Below you’ll find some information on what makes a food high or low in a particular nutrient.
"Remember when you read the ingredients list on foods and drinks packaging, the first listed ingredient is the largest component contained in that item - other ingredients will be listed in descending order of proportion in the food", he adds.
Basics
The nutrition information on food labels help you see which individual foods and drinks best fit into your eating plan to help you reach and maintain your weight and health goals.
It is not a legal requirement for food manufacturers to provide nutrition information on food labels, except on products where a nutrition claim is made, for example, “low fat” or “high fibre”. However, many food manufacturers do provide this information voluntarily.
Nutrition information labels give you a breakdown of each nutrient in an individual food item by providing the figures per 100g and per serving. Note that a manufacturer’s idea of what constitutes ‘a serving’ may be quite different from your own!
High Low
Fat more than 20g less than 3g
Saturated fat more than 5g less than 1g
Sugar more than 10g less than 2g
Fibre more than 3g less than 0.5g
Sodium more than 0.5g less than 0.1g
Low fat – contains less than 3% fat i.e. 3g fat per 100g
Reduced fat/sugar – must contain at least 25% less fat/sugar than the standard product. Remember reduced fat/sugar doesn’t necessarily mean the item in question is actually low in fat/sugar or indeed low in calories.
Low sugar – contains less than 5g sugars per 100g (includes both added and naturally occurring sugar)
No added sugar – no sugar has been added (but there may well be naturally occurring sugar in the food)
High fibre – contains at least 6g fibre per serving or per 100g
Reduced calorie – must contain at least 25% fewer calories than the standard version of that food. Remember reduced calorie doesn’t necessarily mean the item in question is low in calories.

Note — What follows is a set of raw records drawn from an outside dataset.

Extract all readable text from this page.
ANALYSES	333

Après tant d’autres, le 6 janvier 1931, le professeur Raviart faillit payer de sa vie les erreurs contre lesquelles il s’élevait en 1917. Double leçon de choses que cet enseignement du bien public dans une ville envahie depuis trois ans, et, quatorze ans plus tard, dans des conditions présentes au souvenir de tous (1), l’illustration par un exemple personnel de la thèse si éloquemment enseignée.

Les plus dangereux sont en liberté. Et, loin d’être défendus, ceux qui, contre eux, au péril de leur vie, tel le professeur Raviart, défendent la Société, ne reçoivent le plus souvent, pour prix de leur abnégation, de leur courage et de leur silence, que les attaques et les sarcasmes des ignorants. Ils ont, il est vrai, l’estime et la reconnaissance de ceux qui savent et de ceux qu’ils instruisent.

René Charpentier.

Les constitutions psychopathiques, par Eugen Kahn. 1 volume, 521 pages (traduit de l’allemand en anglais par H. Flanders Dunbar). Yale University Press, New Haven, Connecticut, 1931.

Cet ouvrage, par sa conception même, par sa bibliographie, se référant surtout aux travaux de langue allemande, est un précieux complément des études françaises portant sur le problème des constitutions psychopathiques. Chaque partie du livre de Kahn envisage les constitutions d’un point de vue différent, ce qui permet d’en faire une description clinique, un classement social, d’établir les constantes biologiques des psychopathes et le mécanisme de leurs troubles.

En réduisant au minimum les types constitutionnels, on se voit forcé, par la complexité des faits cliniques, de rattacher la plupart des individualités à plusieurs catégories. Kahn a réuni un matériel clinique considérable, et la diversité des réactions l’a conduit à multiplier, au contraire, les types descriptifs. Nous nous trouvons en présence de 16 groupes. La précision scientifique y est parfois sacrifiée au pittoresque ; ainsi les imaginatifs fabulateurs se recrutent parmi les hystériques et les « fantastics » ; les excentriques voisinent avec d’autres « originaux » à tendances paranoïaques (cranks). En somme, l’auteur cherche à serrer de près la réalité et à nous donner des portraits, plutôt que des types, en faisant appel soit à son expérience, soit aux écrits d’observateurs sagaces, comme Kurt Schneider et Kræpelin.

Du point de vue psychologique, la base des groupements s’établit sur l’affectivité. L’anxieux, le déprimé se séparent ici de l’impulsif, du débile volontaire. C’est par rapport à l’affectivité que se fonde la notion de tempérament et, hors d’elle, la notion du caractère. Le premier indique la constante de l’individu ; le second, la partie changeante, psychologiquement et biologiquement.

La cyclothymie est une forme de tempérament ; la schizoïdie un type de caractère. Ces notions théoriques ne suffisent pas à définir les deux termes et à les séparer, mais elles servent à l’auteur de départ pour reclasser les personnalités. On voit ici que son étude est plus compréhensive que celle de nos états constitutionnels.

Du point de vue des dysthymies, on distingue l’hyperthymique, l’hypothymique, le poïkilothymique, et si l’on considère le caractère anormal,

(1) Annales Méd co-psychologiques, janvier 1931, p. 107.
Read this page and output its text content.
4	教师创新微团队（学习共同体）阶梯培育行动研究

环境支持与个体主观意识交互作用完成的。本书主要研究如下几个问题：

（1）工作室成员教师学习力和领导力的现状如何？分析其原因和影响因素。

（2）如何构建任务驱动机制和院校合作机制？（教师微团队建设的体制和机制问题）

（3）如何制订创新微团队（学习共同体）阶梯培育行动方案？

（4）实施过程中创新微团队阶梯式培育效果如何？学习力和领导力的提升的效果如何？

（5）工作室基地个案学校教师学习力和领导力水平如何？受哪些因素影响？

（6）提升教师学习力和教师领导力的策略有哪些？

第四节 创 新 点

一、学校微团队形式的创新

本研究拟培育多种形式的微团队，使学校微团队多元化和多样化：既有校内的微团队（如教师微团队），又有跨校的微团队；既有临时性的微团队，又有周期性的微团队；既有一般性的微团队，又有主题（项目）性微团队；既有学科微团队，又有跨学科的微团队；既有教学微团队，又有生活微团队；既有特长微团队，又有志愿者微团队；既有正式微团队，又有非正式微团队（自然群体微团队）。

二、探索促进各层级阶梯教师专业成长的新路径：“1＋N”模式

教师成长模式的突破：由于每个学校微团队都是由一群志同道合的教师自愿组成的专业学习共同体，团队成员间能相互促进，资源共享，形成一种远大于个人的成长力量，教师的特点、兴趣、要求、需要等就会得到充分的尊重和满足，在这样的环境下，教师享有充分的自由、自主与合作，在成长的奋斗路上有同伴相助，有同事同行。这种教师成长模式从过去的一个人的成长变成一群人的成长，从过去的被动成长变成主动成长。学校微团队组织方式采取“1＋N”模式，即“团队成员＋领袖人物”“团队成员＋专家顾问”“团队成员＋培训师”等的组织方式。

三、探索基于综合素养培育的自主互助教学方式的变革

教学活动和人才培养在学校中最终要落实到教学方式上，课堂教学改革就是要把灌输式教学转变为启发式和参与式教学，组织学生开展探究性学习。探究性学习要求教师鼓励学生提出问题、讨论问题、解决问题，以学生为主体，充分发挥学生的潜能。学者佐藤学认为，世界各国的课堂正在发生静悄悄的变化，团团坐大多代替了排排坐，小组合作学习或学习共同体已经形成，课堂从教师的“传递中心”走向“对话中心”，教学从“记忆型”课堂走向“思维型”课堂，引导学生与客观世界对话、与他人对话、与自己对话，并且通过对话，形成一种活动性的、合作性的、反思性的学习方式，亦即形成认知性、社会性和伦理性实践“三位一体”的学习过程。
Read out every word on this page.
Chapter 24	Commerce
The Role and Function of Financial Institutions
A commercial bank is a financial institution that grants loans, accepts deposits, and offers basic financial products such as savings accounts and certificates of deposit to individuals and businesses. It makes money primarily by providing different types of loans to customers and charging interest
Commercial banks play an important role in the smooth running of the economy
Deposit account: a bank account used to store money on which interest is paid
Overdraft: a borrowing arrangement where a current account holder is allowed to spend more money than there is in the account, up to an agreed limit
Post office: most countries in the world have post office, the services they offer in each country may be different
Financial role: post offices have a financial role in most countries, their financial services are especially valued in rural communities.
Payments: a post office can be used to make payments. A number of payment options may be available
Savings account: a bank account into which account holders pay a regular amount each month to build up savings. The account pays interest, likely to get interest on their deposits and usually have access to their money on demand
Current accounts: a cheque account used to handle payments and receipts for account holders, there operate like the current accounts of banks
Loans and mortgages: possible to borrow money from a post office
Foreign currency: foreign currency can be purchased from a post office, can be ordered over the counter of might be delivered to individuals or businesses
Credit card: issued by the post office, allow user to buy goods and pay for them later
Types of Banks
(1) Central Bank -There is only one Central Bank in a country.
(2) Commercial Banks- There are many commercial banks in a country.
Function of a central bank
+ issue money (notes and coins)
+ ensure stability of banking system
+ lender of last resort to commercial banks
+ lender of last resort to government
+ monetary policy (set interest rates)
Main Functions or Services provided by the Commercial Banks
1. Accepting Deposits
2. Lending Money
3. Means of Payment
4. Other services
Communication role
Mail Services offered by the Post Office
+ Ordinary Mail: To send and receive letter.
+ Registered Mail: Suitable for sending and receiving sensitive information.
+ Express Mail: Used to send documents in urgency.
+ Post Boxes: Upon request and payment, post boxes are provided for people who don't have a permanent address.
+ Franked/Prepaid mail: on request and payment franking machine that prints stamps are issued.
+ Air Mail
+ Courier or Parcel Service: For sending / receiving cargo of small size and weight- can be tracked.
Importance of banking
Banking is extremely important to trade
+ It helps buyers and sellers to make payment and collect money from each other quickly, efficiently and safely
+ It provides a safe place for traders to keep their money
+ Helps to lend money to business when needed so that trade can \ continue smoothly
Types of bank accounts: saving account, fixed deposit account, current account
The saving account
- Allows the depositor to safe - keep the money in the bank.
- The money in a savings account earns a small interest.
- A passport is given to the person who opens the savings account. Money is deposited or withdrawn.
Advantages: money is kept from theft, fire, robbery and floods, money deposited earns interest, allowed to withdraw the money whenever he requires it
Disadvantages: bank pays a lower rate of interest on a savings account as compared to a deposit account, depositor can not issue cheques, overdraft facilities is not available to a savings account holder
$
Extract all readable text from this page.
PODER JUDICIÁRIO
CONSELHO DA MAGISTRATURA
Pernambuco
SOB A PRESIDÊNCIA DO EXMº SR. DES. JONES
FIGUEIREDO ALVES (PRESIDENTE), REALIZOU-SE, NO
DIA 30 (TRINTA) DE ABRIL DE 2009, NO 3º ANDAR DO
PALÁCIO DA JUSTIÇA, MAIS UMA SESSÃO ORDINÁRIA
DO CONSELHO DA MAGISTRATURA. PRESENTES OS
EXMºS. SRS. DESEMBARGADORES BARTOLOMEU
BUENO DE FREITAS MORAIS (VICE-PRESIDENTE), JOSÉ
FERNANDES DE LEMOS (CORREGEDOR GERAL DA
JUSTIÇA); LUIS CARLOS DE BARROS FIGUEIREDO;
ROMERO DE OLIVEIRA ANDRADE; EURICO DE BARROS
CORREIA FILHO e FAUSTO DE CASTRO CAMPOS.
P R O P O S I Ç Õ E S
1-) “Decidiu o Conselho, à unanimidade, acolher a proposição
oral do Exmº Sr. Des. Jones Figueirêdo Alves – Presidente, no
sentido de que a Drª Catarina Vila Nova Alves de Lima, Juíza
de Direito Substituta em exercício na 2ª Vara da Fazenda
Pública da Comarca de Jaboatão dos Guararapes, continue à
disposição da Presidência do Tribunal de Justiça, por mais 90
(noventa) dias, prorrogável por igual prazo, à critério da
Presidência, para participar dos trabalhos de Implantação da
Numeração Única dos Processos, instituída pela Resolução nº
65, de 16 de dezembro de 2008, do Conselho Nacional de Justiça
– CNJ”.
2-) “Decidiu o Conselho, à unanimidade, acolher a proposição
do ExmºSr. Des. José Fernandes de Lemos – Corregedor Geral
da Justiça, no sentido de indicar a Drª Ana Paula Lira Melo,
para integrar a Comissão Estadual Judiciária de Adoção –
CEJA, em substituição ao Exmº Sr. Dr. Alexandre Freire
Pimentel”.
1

A common Myth and Misconception
“If I choose a product that claims to be 'low fat' or 'reduced fat' then it will always be a healthy choice” - Sometimes these products are unhealthy for you in other ways. They may have a high salt or sugar content e.g. reduced fat sausages. Most products that claim to be 'reduced fat' tend to be products that are usually high in fat in the first place e.g. cream cheese.
Tips and Tricks
- Look at the nutrition label on the foods you already have at home so that you don’t need to do it for every item whilst shopping
- Start off by looking at the nutrition labels for certain foods each shopping trip so that you don’t spend too long in the shop. You will soon get to know what you should and shouldn’t be buying
- Use the nutrient content per 100g on food labels when comparing similar products
- If something claims to be “low fat” or “reduced sugar”, have a look at a similar item that isn’t “low fat” or “reduced sugar” to see how it compares
- When looking at the nutrition label remember that the ‘serving’ is not necessarily the whole product – which may contain 1 or more servings
"Compare nutritional value of similar products – if, for instance, you want to find out which breakfast cereal has most fibre or least salt. Remember to compare figures per 100g rather than per serving", Todd advises.